Documents to Go: The spreadsheet editor in Documents to Go is feature-packed and a cinch to master. The basic interface resembles Excel's, so it isn't difficult to figure out how to manipulate cells and perform the tasks you need. Inserting a function brings up a full-screen list of options, which can be viewed unfiltered or sorted by category (financial, statistical, and so on). Controls for cell and sheet formatting are easy to find and use. To switch between multiple worksheets, you select an option from the app's View menu, which brings up a dialog box with a list of existing sheets.

The Documents to Go spreadsheet editor offers several advanced capabilities, such as freezing panes, sorting cells, and jumping to any specific cell within an open sheet.

OfficeSuite Pro: OfficeSuite Pro's spreadsheet editor is fairly comparable to the one found in Documents to Go. The app is intuitive and full-featured, including all the basic and advanced options described for Documents to Go.

In fact, when looking at the spreadsheet editors alone, it's honestly difficult to distinguish Documents to Go from OfficeSuite Pro. Both are very good, though OfficeSuite Pro's main menu -- which you have to navigate to reach the spreadsheet editor -- is still a weak point.
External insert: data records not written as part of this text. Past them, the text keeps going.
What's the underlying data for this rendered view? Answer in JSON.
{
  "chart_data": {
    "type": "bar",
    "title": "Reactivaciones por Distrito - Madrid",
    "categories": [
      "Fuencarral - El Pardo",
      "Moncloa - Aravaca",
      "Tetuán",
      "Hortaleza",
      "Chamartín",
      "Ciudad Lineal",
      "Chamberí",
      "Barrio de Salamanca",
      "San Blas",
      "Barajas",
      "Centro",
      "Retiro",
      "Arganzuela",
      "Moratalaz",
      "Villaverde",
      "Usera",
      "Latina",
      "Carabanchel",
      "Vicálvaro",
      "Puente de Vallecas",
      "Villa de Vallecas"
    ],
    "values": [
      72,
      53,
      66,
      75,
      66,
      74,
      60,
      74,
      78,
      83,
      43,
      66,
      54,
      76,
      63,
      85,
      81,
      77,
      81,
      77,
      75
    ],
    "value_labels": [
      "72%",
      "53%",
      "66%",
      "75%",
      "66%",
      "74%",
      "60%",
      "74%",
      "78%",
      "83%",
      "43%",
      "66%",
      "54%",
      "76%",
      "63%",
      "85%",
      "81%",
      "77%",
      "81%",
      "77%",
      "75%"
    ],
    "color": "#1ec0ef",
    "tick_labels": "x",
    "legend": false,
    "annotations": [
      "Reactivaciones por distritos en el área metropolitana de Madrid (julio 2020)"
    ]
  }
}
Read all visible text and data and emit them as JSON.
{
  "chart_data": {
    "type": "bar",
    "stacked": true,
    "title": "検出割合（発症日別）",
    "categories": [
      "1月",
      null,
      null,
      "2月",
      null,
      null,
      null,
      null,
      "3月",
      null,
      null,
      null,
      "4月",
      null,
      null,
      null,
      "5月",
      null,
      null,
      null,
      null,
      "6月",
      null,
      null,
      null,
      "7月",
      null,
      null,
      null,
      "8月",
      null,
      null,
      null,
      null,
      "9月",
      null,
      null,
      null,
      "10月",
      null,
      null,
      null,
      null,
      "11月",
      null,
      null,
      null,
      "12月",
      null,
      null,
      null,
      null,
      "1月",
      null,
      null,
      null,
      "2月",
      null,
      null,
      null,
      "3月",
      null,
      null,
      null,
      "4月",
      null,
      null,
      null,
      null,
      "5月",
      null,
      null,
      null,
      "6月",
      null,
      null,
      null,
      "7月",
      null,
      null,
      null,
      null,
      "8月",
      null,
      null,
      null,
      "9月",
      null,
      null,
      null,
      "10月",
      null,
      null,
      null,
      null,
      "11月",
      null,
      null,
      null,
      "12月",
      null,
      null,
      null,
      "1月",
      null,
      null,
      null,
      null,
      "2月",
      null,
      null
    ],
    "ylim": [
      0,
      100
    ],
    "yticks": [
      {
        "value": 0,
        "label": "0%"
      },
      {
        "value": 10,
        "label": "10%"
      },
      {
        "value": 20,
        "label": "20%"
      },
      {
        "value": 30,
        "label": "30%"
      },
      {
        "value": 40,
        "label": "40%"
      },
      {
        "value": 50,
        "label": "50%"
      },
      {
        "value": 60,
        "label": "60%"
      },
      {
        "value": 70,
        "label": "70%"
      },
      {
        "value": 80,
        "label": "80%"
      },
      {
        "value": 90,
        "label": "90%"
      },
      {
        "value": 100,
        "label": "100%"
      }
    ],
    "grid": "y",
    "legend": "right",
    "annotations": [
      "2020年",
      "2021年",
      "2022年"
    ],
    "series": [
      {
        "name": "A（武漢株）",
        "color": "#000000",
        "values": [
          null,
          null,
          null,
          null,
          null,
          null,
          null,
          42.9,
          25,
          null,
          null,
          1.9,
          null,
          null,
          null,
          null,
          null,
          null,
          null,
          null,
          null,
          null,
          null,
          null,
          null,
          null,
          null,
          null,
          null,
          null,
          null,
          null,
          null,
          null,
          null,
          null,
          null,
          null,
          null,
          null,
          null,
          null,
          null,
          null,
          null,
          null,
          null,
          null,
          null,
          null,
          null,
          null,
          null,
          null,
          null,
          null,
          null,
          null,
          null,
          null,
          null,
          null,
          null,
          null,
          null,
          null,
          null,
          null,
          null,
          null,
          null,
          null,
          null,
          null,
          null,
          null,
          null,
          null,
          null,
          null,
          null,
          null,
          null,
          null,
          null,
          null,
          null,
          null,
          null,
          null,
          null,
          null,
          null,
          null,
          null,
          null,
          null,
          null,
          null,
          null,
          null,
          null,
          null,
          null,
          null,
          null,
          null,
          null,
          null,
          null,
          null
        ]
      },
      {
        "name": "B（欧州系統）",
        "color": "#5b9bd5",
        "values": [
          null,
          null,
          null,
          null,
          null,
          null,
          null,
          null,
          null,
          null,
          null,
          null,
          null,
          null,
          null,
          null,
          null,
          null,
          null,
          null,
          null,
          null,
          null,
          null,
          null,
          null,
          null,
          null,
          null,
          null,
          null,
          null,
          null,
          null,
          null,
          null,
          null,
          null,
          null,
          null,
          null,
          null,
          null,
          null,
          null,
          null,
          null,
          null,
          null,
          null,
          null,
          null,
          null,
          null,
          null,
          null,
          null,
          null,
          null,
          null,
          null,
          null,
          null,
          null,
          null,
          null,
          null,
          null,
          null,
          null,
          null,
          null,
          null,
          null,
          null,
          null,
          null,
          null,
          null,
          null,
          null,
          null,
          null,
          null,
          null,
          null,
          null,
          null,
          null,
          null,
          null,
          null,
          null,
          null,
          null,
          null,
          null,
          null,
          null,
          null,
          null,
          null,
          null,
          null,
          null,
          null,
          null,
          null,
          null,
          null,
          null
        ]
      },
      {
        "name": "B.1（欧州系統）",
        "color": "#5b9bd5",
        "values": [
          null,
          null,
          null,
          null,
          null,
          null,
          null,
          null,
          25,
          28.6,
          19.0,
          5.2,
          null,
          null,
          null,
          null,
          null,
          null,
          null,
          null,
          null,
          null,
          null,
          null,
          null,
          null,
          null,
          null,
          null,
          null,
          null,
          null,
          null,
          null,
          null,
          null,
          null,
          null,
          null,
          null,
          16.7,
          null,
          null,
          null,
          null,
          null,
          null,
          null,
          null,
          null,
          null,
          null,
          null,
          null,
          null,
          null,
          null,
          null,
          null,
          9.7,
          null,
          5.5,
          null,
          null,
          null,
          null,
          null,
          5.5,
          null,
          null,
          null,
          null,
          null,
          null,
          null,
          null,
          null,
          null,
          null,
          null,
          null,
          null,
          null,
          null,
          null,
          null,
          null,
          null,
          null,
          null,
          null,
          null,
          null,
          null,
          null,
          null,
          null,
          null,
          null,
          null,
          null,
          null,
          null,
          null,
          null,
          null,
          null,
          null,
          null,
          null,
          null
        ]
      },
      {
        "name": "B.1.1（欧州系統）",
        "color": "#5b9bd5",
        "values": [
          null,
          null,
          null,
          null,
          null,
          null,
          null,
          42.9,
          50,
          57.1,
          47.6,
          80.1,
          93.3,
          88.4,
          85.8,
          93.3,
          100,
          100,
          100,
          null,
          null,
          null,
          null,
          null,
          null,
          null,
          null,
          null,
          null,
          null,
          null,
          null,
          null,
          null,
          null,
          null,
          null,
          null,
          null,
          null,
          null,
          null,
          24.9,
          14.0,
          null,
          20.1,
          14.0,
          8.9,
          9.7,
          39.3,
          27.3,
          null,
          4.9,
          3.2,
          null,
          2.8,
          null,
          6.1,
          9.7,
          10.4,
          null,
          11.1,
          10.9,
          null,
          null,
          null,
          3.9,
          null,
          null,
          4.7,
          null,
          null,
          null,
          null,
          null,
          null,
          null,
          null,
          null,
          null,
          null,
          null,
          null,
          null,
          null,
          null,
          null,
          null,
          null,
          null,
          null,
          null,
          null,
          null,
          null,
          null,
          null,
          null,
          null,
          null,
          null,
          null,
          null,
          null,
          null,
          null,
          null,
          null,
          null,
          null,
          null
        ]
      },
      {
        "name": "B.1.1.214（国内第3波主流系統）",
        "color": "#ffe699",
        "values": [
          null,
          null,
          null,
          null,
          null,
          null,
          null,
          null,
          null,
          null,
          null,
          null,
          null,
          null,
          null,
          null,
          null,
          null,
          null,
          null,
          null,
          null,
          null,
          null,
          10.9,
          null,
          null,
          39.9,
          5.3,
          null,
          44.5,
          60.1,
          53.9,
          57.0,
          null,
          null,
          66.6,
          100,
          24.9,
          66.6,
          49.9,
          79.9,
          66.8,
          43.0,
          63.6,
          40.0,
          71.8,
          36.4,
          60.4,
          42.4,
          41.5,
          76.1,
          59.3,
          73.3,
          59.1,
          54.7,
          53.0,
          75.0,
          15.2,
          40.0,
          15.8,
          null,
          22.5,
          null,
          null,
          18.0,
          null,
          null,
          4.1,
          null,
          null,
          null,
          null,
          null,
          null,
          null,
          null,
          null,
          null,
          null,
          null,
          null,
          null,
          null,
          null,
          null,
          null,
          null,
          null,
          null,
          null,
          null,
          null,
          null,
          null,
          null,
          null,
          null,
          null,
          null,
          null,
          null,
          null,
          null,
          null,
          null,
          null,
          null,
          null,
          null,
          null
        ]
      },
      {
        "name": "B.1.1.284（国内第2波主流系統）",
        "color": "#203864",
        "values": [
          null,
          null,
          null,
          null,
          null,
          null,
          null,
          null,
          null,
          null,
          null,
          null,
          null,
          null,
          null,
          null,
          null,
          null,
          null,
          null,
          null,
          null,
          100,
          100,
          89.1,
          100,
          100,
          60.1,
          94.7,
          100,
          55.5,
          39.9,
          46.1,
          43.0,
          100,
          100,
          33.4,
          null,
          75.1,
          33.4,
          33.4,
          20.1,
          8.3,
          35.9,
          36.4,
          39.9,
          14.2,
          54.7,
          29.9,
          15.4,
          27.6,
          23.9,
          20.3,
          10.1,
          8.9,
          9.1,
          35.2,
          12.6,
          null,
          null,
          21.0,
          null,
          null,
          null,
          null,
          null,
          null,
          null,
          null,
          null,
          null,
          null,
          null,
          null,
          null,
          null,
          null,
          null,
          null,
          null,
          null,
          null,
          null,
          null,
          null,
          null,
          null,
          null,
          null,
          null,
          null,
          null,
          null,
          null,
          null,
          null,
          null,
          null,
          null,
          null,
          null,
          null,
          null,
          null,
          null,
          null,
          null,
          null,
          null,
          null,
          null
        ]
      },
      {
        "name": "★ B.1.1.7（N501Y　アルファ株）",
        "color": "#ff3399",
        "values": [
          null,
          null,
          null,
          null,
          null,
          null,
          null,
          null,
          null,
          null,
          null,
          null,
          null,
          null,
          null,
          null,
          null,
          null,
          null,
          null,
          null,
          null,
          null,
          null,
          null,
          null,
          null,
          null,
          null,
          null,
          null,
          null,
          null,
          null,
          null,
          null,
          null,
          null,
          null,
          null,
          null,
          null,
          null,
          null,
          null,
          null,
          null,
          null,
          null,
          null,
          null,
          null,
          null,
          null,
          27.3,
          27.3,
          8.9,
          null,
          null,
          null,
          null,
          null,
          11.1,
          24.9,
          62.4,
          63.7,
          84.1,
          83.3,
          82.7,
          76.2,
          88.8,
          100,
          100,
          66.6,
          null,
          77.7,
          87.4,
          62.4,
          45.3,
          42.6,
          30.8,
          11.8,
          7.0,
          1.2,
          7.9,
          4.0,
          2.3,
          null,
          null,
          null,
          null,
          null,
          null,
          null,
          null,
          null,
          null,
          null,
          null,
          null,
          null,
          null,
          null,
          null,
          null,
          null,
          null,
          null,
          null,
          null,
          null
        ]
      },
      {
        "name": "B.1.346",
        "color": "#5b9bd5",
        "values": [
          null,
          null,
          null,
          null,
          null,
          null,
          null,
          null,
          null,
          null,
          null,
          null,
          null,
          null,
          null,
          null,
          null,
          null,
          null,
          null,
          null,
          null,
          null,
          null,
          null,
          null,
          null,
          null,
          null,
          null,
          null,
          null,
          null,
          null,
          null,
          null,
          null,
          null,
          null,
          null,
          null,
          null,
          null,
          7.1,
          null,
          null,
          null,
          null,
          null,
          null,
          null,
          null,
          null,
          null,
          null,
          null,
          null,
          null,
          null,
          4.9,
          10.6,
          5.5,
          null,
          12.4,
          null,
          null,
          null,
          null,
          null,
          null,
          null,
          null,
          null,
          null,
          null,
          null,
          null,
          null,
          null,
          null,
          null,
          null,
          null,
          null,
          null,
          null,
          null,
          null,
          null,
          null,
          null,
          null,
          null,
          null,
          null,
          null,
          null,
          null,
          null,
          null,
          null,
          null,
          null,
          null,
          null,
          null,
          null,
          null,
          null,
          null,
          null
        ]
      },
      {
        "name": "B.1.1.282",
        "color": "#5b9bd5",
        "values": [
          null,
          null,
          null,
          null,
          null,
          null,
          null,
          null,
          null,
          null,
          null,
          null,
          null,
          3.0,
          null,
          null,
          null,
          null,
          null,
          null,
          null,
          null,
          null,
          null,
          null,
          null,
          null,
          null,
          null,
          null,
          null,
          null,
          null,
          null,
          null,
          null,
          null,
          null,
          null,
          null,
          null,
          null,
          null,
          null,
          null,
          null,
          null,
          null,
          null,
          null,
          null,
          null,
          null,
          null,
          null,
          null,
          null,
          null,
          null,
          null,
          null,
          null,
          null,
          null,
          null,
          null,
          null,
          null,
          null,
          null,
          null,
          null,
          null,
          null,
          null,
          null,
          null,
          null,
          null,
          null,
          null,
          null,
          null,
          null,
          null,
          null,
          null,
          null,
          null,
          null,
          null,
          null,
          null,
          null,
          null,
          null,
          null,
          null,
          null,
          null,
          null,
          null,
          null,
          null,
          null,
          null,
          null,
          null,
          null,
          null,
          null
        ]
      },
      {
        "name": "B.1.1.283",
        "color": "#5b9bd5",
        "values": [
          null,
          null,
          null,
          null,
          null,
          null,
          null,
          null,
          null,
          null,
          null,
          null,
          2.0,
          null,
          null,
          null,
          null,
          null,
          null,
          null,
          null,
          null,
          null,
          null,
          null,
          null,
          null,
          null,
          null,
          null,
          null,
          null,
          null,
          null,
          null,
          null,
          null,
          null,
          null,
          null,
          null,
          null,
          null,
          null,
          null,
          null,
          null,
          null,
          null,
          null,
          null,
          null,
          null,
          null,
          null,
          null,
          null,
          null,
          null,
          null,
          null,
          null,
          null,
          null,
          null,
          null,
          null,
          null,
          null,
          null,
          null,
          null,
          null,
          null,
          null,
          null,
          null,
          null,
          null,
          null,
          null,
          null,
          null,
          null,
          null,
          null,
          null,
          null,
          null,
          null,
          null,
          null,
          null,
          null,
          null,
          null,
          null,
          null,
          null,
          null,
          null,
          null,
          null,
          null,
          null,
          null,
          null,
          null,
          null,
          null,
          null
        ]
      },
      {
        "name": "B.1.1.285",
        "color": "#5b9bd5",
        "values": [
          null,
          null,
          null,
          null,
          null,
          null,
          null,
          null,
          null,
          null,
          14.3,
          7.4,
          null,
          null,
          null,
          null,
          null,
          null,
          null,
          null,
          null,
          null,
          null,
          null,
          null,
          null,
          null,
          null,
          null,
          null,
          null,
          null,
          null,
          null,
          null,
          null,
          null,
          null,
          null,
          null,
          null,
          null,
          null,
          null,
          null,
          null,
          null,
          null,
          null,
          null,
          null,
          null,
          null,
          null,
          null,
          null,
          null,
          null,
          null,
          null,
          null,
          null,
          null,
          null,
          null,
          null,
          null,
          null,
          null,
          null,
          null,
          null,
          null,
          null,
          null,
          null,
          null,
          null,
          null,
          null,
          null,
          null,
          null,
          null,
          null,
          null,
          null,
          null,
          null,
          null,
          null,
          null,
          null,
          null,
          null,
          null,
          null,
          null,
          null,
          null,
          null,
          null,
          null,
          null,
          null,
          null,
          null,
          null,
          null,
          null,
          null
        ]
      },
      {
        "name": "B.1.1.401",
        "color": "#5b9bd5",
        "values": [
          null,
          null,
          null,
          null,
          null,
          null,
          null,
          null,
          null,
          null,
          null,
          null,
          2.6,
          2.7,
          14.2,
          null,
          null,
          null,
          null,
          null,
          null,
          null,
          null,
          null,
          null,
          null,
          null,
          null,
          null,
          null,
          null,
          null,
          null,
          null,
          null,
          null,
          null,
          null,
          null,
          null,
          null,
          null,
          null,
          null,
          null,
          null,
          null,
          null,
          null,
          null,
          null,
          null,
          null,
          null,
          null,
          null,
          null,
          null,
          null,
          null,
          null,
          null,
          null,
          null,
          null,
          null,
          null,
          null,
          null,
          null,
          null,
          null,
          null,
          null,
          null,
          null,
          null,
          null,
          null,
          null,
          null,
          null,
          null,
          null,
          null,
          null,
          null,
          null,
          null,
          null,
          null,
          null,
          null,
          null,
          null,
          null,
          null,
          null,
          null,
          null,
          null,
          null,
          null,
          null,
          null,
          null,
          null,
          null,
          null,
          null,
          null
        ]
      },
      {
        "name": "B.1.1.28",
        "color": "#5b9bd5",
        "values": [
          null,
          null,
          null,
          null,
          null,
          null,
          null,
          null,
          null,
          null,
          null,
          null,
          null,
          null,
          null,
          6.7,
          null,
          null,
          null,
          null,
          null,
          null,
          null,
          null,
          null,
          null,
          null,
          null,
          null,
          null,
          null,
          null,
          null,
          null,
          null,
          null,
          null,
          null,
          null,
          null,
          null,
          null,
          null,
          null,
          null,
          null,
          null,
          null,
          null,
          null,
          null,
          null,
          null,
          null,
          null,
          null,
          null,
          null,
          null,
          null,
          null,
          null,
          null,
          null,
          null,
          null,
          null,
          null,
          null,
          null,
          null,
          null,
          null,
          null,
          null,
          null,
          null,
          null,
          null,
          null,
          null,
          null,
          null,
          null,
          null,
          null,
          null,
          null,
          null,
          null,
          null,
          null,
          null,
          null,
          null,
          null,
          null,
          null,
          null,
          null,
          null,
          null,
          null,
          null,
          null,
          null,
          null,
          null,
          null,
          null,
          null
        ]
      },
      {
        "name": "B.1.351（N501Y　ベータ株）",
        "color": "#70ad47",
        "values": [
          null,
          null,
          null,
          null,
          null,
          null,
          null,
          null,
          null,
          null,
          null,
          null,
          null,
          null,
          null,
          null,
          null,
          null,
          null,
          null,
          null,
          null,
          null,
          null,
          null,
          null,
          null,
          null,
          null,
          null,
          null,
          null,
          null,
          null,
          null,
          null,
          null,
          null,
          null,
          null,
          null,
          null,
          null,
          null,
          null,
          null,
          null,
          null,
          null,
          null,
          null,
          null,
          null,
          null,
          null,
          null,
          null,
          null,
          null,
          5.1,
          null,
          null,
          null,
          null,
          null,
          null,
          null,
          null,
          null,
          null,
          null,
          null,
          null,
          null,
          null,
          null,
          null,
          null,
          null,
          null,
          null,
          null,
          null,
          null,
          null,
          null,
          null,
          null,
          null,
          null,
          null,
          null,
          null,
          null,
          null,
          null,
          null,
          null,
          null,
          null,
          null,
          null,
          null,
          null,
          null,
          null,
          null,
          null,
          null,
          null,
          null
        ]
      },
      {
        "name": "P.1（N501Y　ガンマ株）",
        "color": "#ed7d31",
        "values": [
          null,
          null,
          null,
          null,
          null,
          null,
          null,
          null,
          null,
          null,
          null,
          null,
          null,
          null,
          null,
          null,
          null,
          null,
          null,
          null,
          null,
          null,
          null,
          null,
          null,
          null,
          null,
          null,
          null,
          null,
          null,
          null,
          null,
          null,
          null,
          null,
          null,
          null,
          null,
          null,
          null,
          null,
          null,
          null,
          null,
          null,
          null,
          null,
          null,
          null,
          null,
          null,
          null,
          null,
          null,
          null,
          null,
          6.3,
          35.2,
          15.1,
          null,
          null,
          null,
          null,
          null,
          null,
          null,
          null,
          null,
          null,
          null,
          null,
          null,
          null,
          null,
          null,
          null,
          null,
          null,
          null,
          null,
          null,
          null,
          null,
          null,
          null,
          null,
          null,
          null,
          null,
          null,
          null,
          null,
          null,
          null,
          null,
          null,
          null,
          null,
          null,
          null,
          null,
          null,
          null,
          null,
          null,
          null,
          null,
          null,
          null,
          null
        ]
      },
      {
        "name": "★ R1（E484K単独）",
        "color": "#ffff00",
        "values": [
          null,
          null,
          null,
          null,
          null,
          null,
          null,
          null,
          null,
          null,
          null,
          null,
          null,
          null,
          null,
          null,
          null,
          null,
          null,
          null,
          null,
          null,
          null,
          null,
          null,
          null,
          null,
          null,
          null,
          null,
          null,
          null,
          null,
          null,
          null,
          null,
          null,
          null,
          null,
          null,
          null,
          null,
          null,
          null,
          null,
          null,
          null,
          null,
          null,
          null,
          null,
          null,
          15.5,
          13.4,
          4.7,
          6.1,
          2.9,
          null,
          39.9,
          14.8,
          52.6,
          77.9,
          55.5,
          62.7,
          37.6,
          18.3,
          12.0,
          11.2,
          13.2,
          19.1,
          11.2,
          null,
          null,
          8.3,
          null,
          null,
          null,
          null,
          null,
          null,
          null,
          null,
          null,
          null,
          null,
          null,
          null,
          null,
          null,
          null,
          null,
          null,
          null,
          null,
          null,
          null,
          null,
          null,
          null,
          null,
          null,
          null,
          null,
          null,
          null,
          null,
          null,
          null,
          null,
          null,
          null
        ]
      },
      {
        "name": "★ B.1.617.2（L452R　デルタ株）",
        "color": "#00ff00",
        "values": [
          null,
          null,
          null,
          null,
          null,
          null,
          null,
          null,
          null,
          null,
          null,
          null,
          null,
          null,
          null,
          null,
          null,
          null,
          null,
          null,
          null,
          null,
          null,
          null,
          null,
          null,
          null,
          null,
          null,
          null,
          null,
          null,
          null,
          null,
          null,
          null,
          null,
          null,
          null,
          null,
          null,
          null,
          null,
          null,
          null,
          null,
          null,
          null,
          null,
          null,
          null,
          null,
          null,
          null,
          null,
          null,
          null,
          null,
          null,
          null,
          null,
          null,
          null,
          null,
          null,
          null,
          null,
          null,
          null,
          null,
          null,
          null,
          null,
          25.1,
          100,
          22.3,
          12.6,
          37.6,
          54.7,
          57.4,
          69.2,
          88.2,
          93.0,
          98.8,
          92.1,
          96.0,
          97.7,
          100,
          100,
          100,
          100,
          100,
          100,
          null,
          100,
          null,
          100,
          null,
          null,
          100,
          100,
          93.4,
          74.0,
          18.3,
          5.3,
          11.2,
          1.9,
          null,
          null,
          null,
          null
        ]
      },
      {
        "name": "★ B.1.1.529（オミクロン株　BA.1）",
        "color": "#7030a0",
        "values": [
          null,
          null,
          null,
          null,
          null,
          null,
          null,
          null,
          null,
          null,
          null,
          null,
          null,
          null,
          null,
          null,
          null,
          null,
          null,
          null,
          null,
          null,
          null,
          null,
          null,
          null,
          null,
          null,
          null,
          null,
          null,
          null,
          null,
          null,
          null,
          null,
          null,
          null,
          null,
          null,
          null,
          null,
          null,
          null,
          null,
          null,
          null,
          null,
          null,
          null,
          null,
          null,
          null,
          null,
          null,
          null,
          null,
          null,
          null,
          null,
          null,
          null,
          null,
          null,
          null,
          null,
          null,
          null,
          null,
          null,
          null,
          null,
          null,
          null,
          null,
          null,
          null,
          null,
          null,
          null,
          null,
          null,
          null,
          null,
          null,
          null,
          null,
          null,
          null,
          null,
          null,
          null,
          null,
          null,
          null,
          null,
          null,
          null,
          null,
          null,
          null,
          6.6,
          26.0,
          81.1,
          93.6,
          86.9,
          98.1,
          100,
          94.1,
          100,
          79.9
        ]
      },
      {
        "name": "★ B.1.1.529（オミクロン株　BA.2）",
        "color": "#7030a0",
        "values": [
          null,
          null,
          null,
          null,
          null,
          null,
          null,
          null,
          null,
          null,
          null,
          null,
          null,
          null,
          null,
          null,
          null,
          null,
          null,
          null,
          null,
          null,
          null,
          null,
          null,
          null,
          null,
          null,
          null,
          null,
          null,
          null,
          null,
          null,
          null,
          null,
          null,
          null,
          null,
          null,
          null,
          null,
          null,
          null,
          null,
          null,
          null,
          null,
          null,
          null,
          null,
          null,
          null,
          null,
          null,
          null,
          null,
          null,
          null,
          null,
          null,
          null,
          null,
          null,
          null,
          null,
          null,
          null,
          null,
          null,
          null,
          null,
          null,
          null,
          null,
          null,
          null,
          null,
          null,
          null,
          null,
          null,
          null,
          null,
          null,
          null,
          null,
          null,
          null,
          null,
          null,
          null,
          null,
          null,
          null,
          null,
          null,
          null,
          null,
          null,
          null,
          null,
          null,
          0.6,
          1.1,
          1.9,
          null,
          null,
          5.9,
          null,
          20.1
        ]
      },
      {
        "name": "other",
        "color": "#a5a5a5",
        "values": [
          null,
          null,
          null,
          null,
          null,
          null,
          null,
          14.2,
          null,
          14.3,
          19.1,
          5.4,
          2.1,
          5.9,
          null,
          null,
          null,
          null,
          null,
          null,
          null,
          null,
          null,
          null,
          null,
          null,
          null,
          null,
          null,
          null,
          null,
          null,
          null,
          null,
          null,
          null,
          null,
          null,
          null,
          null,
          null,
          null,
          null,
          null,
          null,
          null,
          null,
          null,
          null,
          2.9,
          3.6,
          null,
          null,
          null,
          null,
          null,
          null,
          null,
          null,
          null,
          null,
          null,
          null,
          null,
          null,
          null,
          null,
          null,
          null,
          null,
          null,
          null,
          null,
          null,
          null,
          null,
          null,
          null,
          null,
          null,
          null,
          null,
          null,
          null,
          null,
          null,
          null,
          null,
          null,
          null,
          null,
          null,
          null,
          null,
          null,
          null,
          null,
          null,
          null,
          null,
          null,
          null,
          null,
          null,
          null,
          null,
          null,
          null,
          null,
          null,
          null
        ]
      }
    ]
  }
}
Quickoffice: Quickoffice provides several of the same features as Documents to Go and OfficeSuite, but many of the options are placed in multilayered menus that make them difficult to find. Number formatting, for example, is on the main list of options that appears when you press your smartphone's Menu key -- but to get to font formatting, you have to press Menu, then tap More, then find the desired formatting in a scrollable list that pops up on your screen.

The app is lacking options for overall cell formatting, and functions have to be manually typed in; there are no Excel-like lists of functions that you can insert on demand.

The Quickoffice spreadsheet editor does offer a jump-to-cell feature, and you can conveniently manage worksheets via an option in the app's main menu.

ThinkFree: As with its word processor, ThinkFree places common commands for its spreadsheet editor along a scrollable bar at the bottom of screen. The flaws of this approach are even more apparent here than in our last category; it's painfully tricky to figure out what some of the icons represent, making basic use somewhat of a challenge.

ThinkFree's spreadsheet editor also does not provide any user-friendly way to insert functions; you have to manually type them out in a box at the top of the screen. The app does, however, offer a jump-to-cell option and a simple process for worksheet switching.

Google Docs: Google Docs' spreadsheet editor is much like its word processor: If you need to view something or do very basic editing, it's a light and simple way to accomplish the task. Features and options, though, are practically nonexistent.

The verdict: Documents to Go and OfficeSuite Pro are fairly well-matched and surpass the rest of the pack in terms of spreadsheet capabilities. But thanks to Documents to Go's superior overall interface, it edges out OfficeSuite for the top spot in this category.